As far as content--very nice use of the dapptools fuzzing :). I was a little curious how things looked at values < WAD or that just weren't even multiples of WAD, so I spent some time generating cases in other ranges--looks like equality holds across the board. The gas advantage starts to go away at low values, and even disappears in some cases--largest number I found for which the un-optimized method has lower gas was 261. So basically irrelevant in practice, and the savings is huge in % terms for the magnitudes we'll care about.

I also stared at the code for a while to the point where I convinced myself it made sense (it's also doing the Babylonian method, with a clever way to pick the starting guess and a hardcoded number of iterations chosen based on the quadratic convergence of the algorithm).

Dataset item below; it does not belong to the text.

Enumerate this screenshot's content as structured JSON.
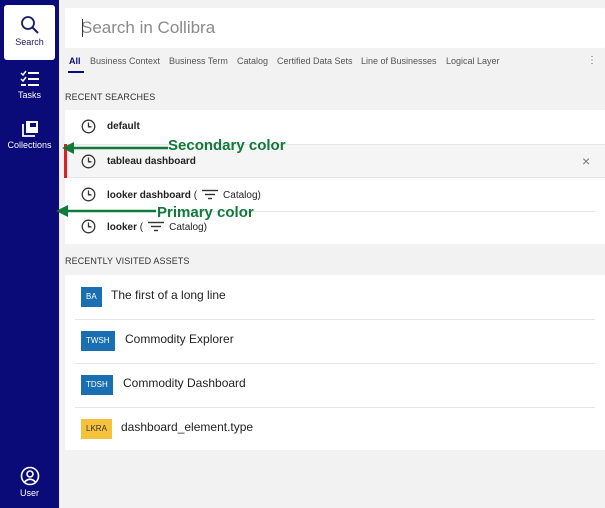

So, based on that + the work you've done here, I'm in favor to officially adopt this new implementation.

WilfredTA commented 3 years ago

Yes, I had a similar finding. While the ABDK method gets better gas even at small values > 261, the 4X difference doesn't occur until close to WAD

WilfredTA commented 3 years ago

So, pretty much all my code comments here are nits relating to spacing or minor typos.

As far as content--very nice use of the dapptools fuzzing :). I was a little curious how things looked at values < WAD or that just weren't even multiples of WAD, so I spent some time generating cases in other ranges--looks like equality holds across the board. The gas advantage starts to go away at low values, and even disappears in some cases--largest number I found for which the un-optimized method has lower gas was 261. So basically irrelevant in practice, and the savings is huge in % terms for the magnitudes we'll care about.

I also stared at the code for a while to the point where I convinced myself it made sense (it's also doing the Babylonian method, with a clever way to pick the starting guess and a hardcoded number of iterations chosen based on the quadratic convergence of the algorithm).

So, based on that + the work you've done here, I'm in favor to officially adopt this new implementation.

After further experimentation, I've found that the superiority of one over the other varies for small numbers.

E.g., the old method performs better when calculating the square root of 62 and 125, but the new method is better when calculating the square root of 94.

However, for numbers > WAD, the ABDK method consistently uses 3 to 4 times less gas.